La “Quarantana” è fatta di stracci o di residui di stoffe, dalle nostre stesse donne, che sono le più attaccate a questa tipica tradizione. Essa appare nei primi albori del giorno delle Ceneri per scomparire poi, nel giorno di Sabato Santo e resta per tutta la durata della Quaresima, donde il suo nome di “Quarantana”. 
La leggenda vuole che si tratti della moglie di “Carnevale” – defunto – perciò è vestita di nero, ed ha in mano la conocchia: durante tutto il giorno non deve far altro che filare per distrarsi dal defunto “marito”. 
Filare notte e giorno sotto la sferza dei venti, sotto la pioggia e la neve sino la giorno della sua fine. Le penne della gallina, piantate nella patata, rappresentano le Domeniche e sono sette, e alla fine di ogni settimana, se ne stacca una, e così, fino al giorno della Resurrezione del nostro Signore Gesù Cristo.
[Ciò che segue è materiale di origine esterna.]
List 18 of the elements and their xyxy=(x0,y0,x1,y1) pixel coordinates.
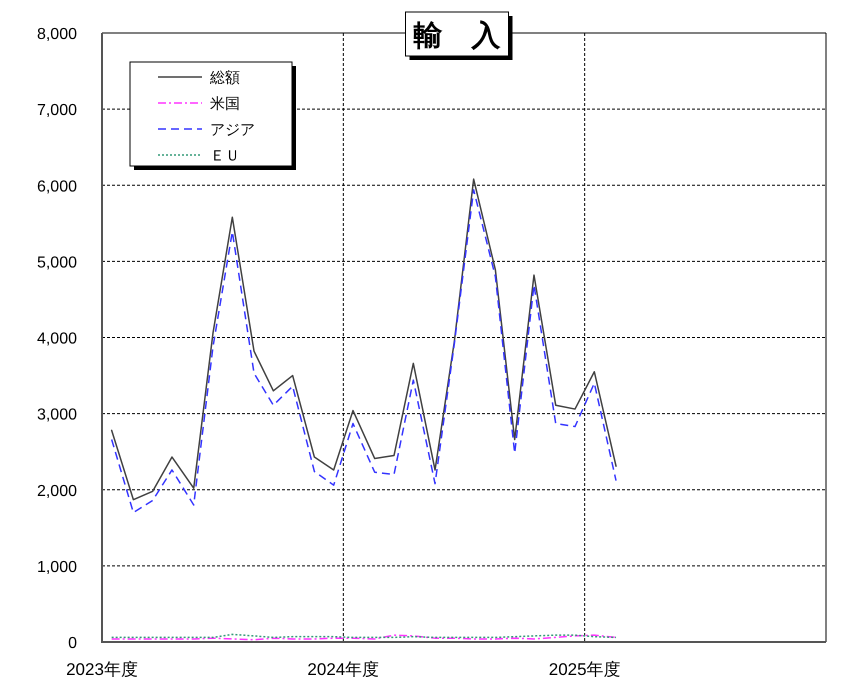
y-tick-label: 5,000 xyxy=(36,254,78,272)
y-tick-label: 1,000 xyxy=(36,558,78,576)
x-tick-label: 2025年度 xyxy=(548,660,621,679)
legend-label: ＥＵ xyxy=(210,148,240,164)
chart-title: 輸 入 xyxy=(412,20,502,52)
legend-label: 米国 xyxy=(210,96,240,112)
legend-label: アジア xyxy=(210,122,255,138)
title: 輸 入 xyxy=(405,12,512,60)
legend-label: 総額 xyxy=(209,70,240,86)
y-tick-label: 7,000 xyxy=(36,102,78,120)
y-tick-label: 3,000 xyxy=(36,406,78,424)
y-tick-label: 8,000 xyxy=(36,26,78,43)
y-tick-label: 6,000 xyxy=(36,178,78,196)
y-tick-label: 0 xyxy=(68,635,78,652)
x-tick-label: 2023年度 xyxy=(66,660,138,679)
y-tick-label: 2,000 xyxy=(36,482,78,500)
x-tick-label: 2024年度 xyxy=(307,660,380,679)
y-tick-label: 4,000 xyxy=(36,330,78,348)
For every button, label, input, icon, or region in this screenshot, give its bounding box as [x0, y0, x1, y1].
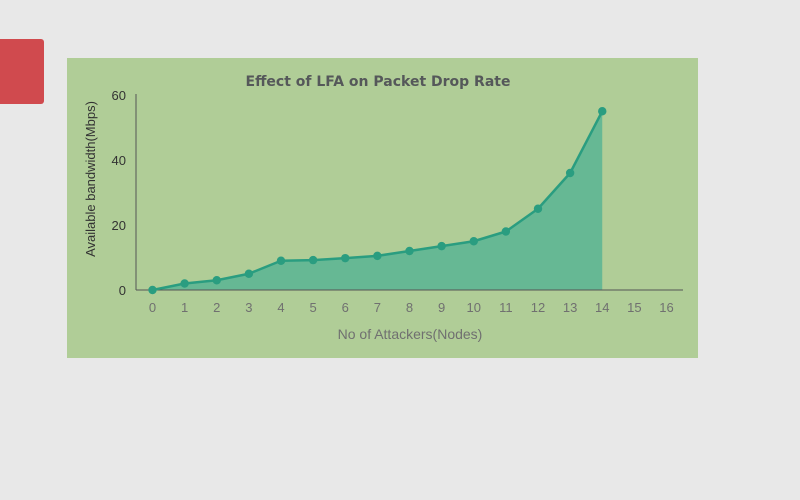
y-tick-label: 40 [112, 153, 126, 168]
x-tick-label: 16 [659, 300, 673, 315]
y-axis-label: Available bandwidth(Mbps) [83, 101, 98, 257]
data-point [598, 107, 607, 116]
chart-title: Effect of LFA on Packet Drop Rate [246, 74, 511, 90]
data-point [148, 285, 157, 295]
x-tick-label: 0 [149, 300, 156, 315]
x-tick-label: 12 [531, 300, 545, 315]
x-tick-label: 10 [467, 300, 481, 315]
x-tick-label: 9 [438, 300, 445, 315]
data-point [244, 269, 254, 278]
x-tick-label: 2 [213, 300, 220, 315]
x-tick-label: 15 [627, 300, 641, 315]
data-point [437, 241, 446, 251]
x-tick-label: 6 [342, 300, 349, 315]
data-point [212, 276, 221, 285]
x-tick-label: 11 [499, 300, 513, 315]
x-tick-label: 8 [406, 300, 413, 315]
data-point [501, 227, 511, 236]
data-point [276, 256, 286, 265]
x-tick-label: 3 [245, 300, 252, 315]
series-area [152, 111, 603, 290]
x-tick-label: 1 [181, 300, 188, 315]
x-tick-label: 14 [595, 300, 609, 315]
y-tick-label: 0 [119, 283, 126, 298]
x-axis-label: No of Attackers(Nodes) [338, 326, 483, 342]
x-tick-label: 5 [310, 300, 317, 315]
data-point [308, 255, 318, 265]
y-tick-label: 20 [112, 218, 126, 233]
data-point [533, 204, 543, 213]
data-point [565, 168, 575, 178]
red-side-tab [0, 39, 44, 104]
data-point [373, 251, 382, 261]
data-point [469, 237, 478, 246]
data-point [180, 279, 189, 288]
y-tick-label: 60 [112, 88, 126, 103]
data-point [341, 253, 350, 263]
x-tick-label: 4 [277, 300, 284, 315]
x-tick-label: 7 [374, 300, 381, 315]
data-point [405, 246, 414, 256]
x-tick-label: 13 [563, 300, 577, 315]
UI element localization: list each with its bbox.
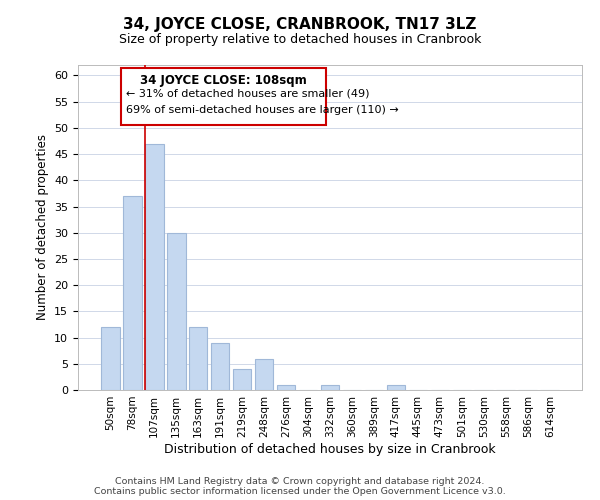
Bar — [211, 343, 229, 390]
Text: Contains public sector information licensed under the Open Government Licence v3: Contains public sector information licen… — [94, 488, 506, 496]
Bar — [277, 385, 295, 390]
Text: 34 JOYCE CLOSE: 108sqm: 34 JOYCE CLOSE: 108sqm — [140, 74, 307, 87]
Bar — [320, 385, 340, 390]
Text: ← 31% of detached houses are smaller (49): ← 31% of detached houses are smaller (49… — [125, 88, 369, 99]
FancyBboxPatch shape — [121, 68, 326, 126]
Bar — [255, 358, 274, 390]
Text: 34, JOYCE CLOSE, CRANBROOK, TN17 3LZ: 34, JOYCE CLOSE, CRANBROOK, TN17 3LZ — [124, 18, 476, 32]
Bar — [101, 327, 119, 390]
Bar — [189, 327, 208, 390]
Bar — [233, 369, 251, 390]
Bar — [167, 232, 185, 390]
Bar — [145, 144, 164, 390]
Text: 69% of semi-detached houses are larger (110) →: 69% of semi-detached houses are larger (… — [125, 106, 398, 116]
Bar — [123, 196, 142, 390]
Text: Contains HM Land Registry data © Crown copyright and database right 2024.: Contains HM Land Registry data © Crown c… — [115, 478, 485, 486]
Bar — [386, 385, 405, 390]
Text: Size of property relative to detached houses in Cranbrook: Size of property relative to detached ho… — [119, 32, 481, 46]
X-axis label: Distribution of detached houses by size in Cranbrook: Distribution of detached houses by size … — [164, 442, 496, 456]
Y-axis label: Number of detached properties: Number of detached properties — [35, 134, 49, 320]
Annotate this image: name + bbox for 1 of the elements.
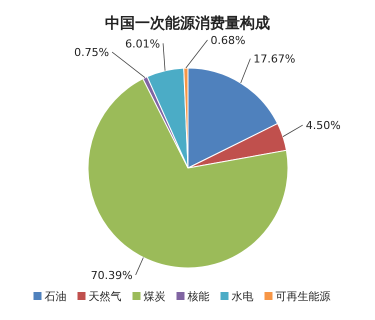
title: 中国一次能源消费量构成 (105, 14, 270, 32)
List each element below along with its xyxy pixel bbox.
“Quarantana” per i vecchi di allora, significava tristezza, preghiera e meditazione al dolore di Gesù crocifisso. Per tutto il periodo della Quaresima, ne carne, ne grassi, ne uova, ne latticini si poteva mangiare. Persino le padelle venivano ripulite con cura per sviare gli odori tentatori delle succulenti pietanze consumate a Carnevale.
Il baccalà, le sarde salate, le aringhe e l’ulivo secco dovevano sostituire di rigore gli altri cibi. La sera, il SS Rosario, doveva sostituire l’allegria fatta di canti e di scherzi per il defunto “Carnevale”. Infine, quando le campane cominciavano a suonare a distesa, annuncianti la Resurrezione di Gesù, quando ogni cuore umano è pieno di gioia, finisce, scompare la “Quarantana”. 
Togliere l’ultima penna, vuol dire morte. Passata in mano ai ragazzini, questi se la contendono, dando luogo ad un vero e proprio linciaggio per la mal capitata, che il ultimo, si riduce in un mucchietto di piccoli cenci. 
Questo avviene per talune, per tal altre – quelle più fortunate – avviene una cosa più ragionevole e più umana, vengono riposte nel cassettone o nell’armadio per farle riapparire l’anno dopo, più belle che mai (con l’immancabile conocchia col zinale, col grosso e nero fazzoletto sventolante in testa e … con una bella patata nuova, dai sette.. raggi di lucenti penne nere) da far sempre suscitare di anno in anno, quella certa curiosità, non solo ai forestieri, che vi capitano di vederla, ma anche negli stessi paesani.
Una vecchia usanza dicevamo che si è affievolita, ma non morta ancora del tutto”.